Transfer Der Transferdruck eignet sich für die Bedruckung von allen Textilen. Mit diesem Verfahren können mehrfarbige und sehr feine Motive übertragen werden. Mittels einer Transferfolie, wird in einer heissen Presse der Aufdruck auf die Oberfläche des Gewebes geschmolzen. Transferdrucke sind sehr strapazierfähig und setzen der Gestaltung des Motivs fast keine Grenzen. Der Folien- und Floc-Transfer ist eine weitere Transfer Variante. Dabei werden Schriften mittels Plotter ausgeschnitten und auf das Textil gebügelt. Folien bieten eine glatte und Floc eine samtartige Oberfläche.
Gravur Die traditionellen Möglichkeiten der Gravur sind längst überholt, dank modernen CNC gesteuerten Maschinen. Durch einen hochtourigen Gravurstichel können in diesem Prinzip sehr feine und komplexe Logos, Schriften und Muster auf ebene Oberflächen graviert werden.
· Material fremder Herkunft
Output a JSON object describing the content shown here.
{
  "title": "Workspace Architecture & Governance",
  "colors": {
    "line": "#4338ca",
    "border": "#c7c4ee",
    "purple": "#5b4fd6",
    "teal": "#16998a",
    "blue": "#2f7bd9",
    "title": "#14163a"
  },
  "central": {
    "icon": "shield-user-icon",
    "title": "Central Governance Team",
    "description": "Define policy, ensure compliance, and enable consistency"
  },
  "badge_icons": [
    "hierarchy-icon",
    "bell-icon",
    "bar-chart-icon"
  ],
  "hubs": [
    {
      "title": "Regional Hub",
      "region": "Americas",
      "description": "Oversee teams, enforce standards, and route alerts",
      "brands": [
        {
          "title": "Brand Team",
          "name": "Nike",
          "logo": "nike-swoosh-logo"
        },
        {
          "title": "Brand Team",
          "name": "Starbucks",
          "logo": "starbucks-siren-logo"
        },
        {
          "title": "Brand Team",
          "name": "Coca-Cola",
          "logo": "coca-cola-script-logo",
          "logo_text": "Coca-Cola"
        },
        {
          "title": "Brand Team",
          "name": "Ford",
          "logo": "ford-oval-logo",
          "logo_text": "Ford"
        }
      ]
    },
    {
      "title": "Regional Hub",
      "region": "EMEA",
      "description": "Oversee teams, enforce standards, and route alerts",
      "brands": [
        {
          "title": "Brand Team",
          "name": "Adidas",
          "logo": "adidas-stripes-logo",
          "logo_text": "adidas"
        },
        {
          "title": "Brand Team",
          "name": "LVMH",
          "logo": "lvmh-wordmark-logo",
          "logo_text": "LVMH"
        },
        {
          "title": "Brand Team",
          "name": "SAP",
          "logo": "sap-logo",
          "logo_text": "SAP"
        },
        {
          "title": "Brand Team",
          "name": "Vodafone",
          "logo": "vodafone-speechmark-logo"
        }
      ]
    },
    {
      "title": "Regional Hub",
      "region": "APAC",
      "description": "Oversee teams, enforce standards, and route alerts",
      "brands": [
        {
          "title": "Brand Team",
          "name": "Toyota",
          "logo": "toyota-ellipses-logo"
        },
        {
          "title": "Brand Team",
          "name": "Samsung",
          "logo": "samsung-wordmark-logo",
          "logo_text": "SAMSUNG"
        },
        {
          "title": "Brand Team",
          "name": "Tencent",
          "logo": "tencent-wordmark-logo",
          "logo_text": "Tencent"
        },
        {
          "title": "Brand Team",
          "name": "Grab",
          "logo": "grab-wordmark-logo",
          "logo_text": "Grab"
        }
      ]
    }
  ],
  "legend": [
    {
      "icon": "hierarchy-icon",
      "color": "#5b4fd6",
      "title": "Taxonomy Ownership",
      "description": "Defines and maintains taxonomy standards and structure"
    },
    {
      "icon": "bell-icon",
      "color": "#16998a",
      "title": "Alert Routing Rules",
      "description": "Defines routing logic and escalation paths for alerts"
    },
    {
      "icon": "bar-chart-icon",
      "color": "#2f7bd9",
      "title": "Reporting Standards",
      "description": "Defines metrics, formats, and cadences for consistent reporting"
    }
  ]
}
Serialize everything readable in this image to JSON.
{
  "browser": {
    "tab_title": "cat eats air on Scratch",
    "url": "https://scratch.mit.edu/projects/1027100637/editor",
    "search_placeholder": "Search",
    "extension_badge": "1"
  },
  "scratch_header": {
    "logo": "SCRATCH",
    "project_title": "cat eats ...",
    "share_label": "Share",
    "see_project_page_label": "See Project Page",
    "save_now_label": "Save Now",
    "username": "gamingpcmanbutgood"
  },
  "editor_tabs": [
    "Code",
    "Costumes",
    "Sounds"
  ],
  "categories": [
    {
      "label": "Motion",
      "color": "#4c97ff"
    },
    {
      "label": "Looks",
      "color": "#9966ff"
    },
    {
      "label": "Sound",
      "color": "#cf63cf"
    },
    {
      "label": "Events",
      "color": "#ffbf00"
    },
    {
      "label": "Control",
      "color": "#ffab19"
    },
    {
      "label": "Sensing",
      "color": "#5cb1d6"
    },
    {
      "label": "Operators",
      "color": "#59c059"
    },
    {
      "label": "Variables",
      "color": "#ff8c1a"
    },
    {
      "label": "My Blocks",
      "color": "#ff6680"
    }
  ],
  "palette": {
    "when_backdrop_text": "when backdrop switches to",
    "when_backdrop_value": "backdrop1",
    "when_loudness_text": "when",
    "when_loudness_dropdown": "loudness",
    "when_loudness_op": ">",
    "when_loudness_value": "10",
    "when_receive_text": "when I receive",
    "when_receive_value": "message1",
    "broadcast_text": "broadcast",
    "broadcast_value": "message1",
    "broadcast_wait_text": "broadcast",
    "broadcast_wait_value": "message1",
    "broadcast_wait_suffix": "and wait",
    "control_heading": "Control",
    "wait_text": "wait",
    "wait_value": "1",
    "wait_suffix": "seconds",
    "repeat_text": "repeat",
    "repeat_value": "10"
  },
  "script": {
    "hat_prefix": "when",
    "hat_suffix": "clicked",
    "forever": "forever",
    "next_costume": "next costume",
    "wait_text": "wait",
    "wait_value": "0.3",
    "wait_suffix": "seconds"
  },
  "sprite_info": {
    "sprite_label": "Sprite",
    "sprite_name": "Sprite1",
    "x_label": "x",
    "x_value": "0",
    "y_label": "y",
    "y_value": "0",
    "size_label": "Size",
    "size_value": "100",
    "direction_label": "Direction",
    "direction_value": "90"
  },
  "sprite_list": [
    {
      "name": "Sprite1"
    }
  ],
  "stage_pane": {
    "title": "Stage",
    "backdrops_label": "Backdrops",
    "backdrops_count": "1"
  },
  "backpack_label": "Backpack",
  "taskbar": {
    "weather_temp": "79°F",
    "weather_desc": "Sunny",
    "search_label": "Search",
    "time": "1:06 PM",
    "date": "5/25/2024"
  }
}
Vornehmlich kommen dabei metallische Artikel in Frage wie Plaquetten und Schilder.
Lasergravur Eine weitere edle Personalisierungsmöglichkeit bieten Laser beschriftete Artikel. Dieses Verfahren wird in der Regel auf metallische (Stahl, Aluminum, Messing) Gegenstände (Schlüsselanhänger, Blechschatullen, Taschenmesser, Schreibwaren u.a.) angewendet. Die Oberfläche des Artikels wird dabei durch einen computergesteuerten Laserstrahl verbrannt und hinterlässt so eine ganz feine Gravur welche resistent gegen Abrieb ist. Bei diesem Verfahren eignen sich nur Vollton-Grafiken.
Prägung Prägungen in Gold und Silber, sowie erhabene Blindprägungen eignen sich ausgezeichnet auf Oberflächen wie Leder und Kunstleder. Unter hohem Druck wird mittels einem Prägewerkzeug ihr Firmenzeichen z.B. auf eine Konferenzmappe übertragen. In diesem Verfahren ist die Verwendung von Rastern nicht möglich.
Siebdruck Dieses Verfahren kommt bei textilen (Bekleidungen, Taschen, Schirmen, Caps u.a.) und anderen flächigen Artikel (z.B. Konferenzmappen u.a.) zum Tragen. Wie der Name es sagt, wird beim Druckprozess ein Rahmen mit einem eingespanntem Sieb über den zu bedruckenden Artikel gelegt. Mit dem Rakel wird dann die Farbe, durch die durchlässigen Maschen des Siebs, auf den Artikel übertragen. Im Siebdruck können feine Volltondrucke erzeugt werden. Die Produktion von Farbverläufen und mehrfarbigen, überlagernde Farben eignen sich in diesem Verfahren weniger. Grundsätzlich eignen sich Vollton-Grafiken wie Logos ausgezeichnet für diese Art der Reproduktion.
Offsetdruck Der bewährte Offsetdruck lässt alle Möglichkeiten der Personalisierung zu. Ob einfarbig, vierfarbig oder unter Verwendung von Ihren eigenen Hausfarben in der Pantone-Skala, können Drucke bis zum 60er Raster wiedergegeben werden. Der Offsetdruck kommt z.B. bei Mausmatten, Zettelblöcken, Haftnotizen und anderen Papier-/PVC-Trägern zum Einsatz.
Tampondruck Im Vergleich zum Siebdruck bietet der Tampondruck die Möglichkeit der Anbringung von sehr feinen Aufdrucken auf unebene z.B. gekrümmte Artikel (Zifferblätter, Feuerzeuge, Schreibwaren, Taschenrechner u.a.). Der Tampon - ein Stempel auf Silikon-Basis - tupft quasi das eingefärbte Klischee auf und überträgt dieses auf das Druckgut. Mit diesem Verfahren können begrenzt Farbverläufe und fotografische Abbildungen realisiert werden (bis ca. 50er Raster). Mehrfarbige Rasterdrucke jedoch nicht. Die maximale Grösse der bedruckbaren Fläche im Tampondruck liegt bei ca. 17 x 8 cm.